Can these two crazy, not-so-consciously uncoupled kids functionally coparent while vying for the soul of the Russian court? Will Gillian Anderson’s appearance as Catherine’s despicable mother be the match that sets this Molotov cocktail ablaze? The stability of Russia hinges on these questions, and Peter is busy communing with the ghost of his father. Just another day in idyllic 18th century Russia.
Hoult knows that his character, who spent an alarming amount of time in Season 1 trying to kill his wife, could easily become “an all-out villain.” He credits The Great creator Tony McNamara for creating something more complicated. As monstrous as Peter the Question Mark undoubtedly is, the show’s writing slowly unravels the dysfunctional parent relationships and bacchanalian court environment that spawned this rancorous disappointment.
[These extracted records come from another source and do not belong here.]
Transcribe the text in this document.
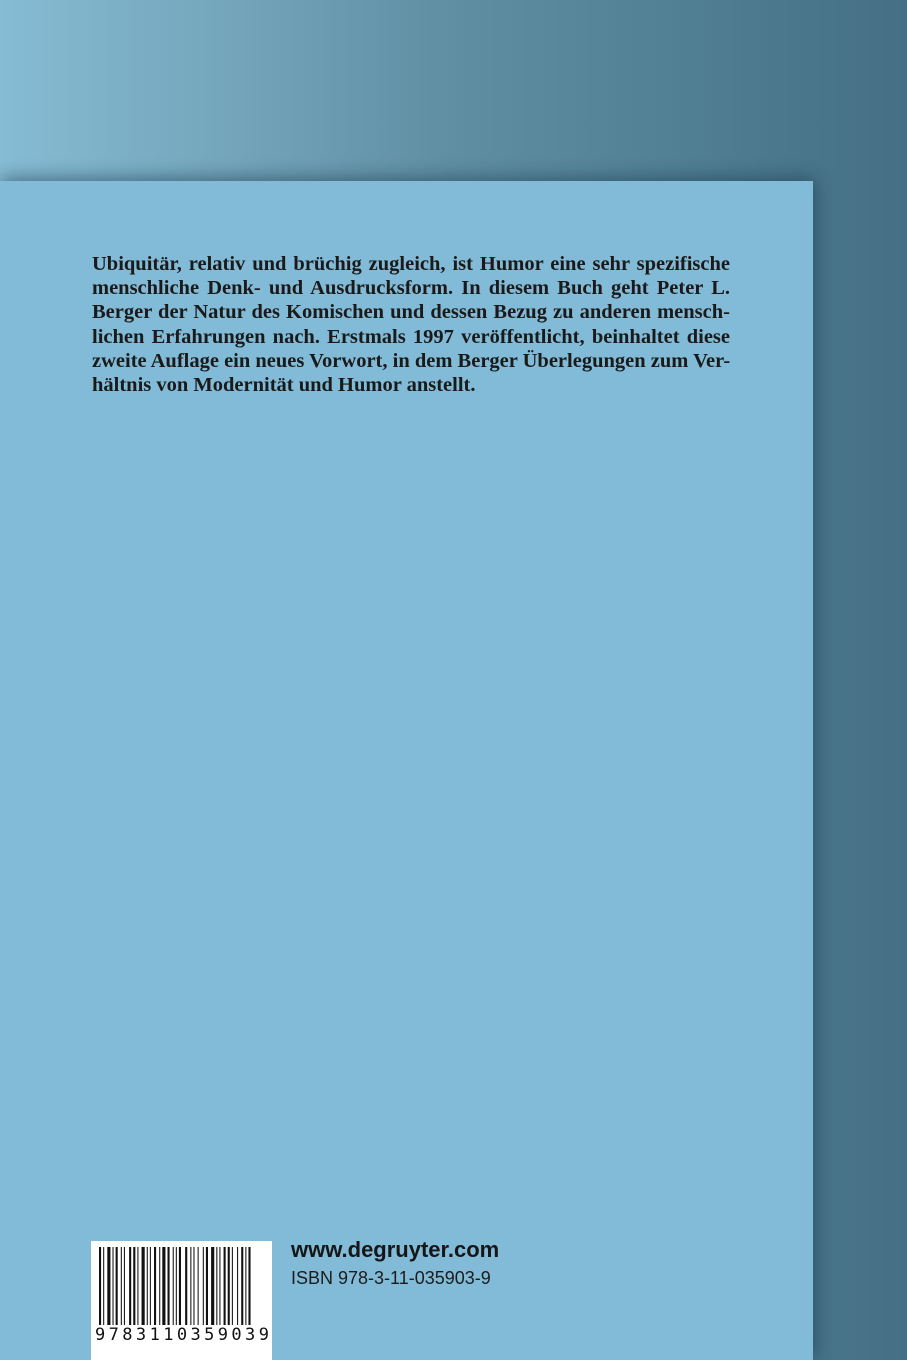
Ubiquitär, relativ und brüchig zugleich, ist Humor eine sehr spezifische
menschliche Denk- und Ausdrucksform. In diesem Buch geht Peter L.
Berger der Natur des Komischen und dessen Bezug zu anderen mensch-
lichen Erfahrungen nach. Erstmals 1997 veröffentlicht, beinhaltet diese
zweite Auflage ein neues Vorwort, in dem Berger Überlegungen zum Ver-
hältnis von Modernität und Humor anstellt.

9 7 8 3 1 1 0 3 5 9 0 3 9

www.degruyter.com

ISBN 978-3-11-035903-9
It also helps, Hoult notes, to have a scene partner as talented as Elle Fanning—whose own character evolution this season as Catherine the Great proves just as complex.
Last year we witnessed Catherine’s inevitable rise to power, and this time around we observe her corruptibility—a stubborn arrogance that emerges with each successive challenge from the nagging Peter loyalists at court. Oh, and she’s also dealing with all of this while navigating her pregnancy with the most “advanced” science of the time—forceps that squashed a melon representing the baby’s head during a demonstration. That changes a person.
“It’s so beautifully balanced, what she does with the character,” Hoult said of his co-star. “It’s fun to be there on set, but then also getting to watch it back afterwards. I’m always blown away by the work she’s done.”
Perhaps the most anticipated arrival this season, however, is Gillian Anderson as Catherine’s mother Joanna—whose chief goal in life is to make sure all of her daughters marry kings. Joanna is not particularly thrilled with her daughter, whose choice to overthrow Peter has made it harder to secure matches for her younger siblings. No one wants their son to marry a wife who might overthrow him.
Joanna exacts her revenge by using Peter as both a pawn and a toy. He, of course, has no idea he’s getting played.
Beyond her deliciously saucy performance, Anderson also gets some of the most luscious costumes of the season—a dazzling assortment of gowns with impossibly wide panniers underneath. Hoult recalled that the bubbling skirts occasionally produced obstacles during filming.
“There were times when we’d be on the set and they’d say to Gillian, ‘Walk through here,’ and she’d be like, ‘Well, I can’t actually fit between that and that.’ Her dress is about five times wider than she is, so she’d have to, like, turn sideways to scoot between desks and chairs and things.”
Another exciting guest star this season? Jason Isaacs, who brings Peter’s long-dead father to “life” in a delightfully trippy hallucination.
“We dug a big grave and Jason Isaacs was in there,” Hoult said. “I was so thrilled that it was him playing Peter the Great.”
“We’ve spoken about that character so much throughout the series—the man he was and the way he ruled from other characters’ perspectives and particularly from Peter’s,” Hoult continued. His own character has spent the series buried under the crushing realization that he’ll probably never live up to his father—“so it’s beautiful to have Jason in for that and to have fun and watch him embody all of those things so perfectly.”
(Peter the Great was actually Peter III’s grandfather in real life, but that’s why The Great brands itself as an “occasionally true” story.)
Alongside the colorful character work, Hoult’s role also affords simpler pleasures. For instance: His character, much like Brad Pitt in Ocean’s 11, is always eating. When asked how much of that noshing is real, the actor replied, “I go in for the eating.”
Well, most of the time. There have been some less-than-stellar meals—like in Season 1, when his character needed to eat ice cream that wouldn’t melt between takes. “They kind of got a lard and sugar and food coloring mixture, which was terrible,” Hoult said. “In episode one I had to eat rat as well—which wasn’t a rat, it was a squirrel. But still, not something that I want to be eating too often.”
This season also finds him eating a whale carcass, but don’t worry—that was just some cut-up pears with red food coloring.
Given where things end this season, it seems safe to assume that Hoult and the rest of The Great’s cast will be chowing down for at least one more season. Catherine and Peter’s relationship transforms from pure hatred to a twisted kind of love this season, but the couple’s volatility—and at least one if not several unspeakable acts—means there’s still a lot to unpack.
“And obviously at some point,” Hoult adds, “Peter will be killed.”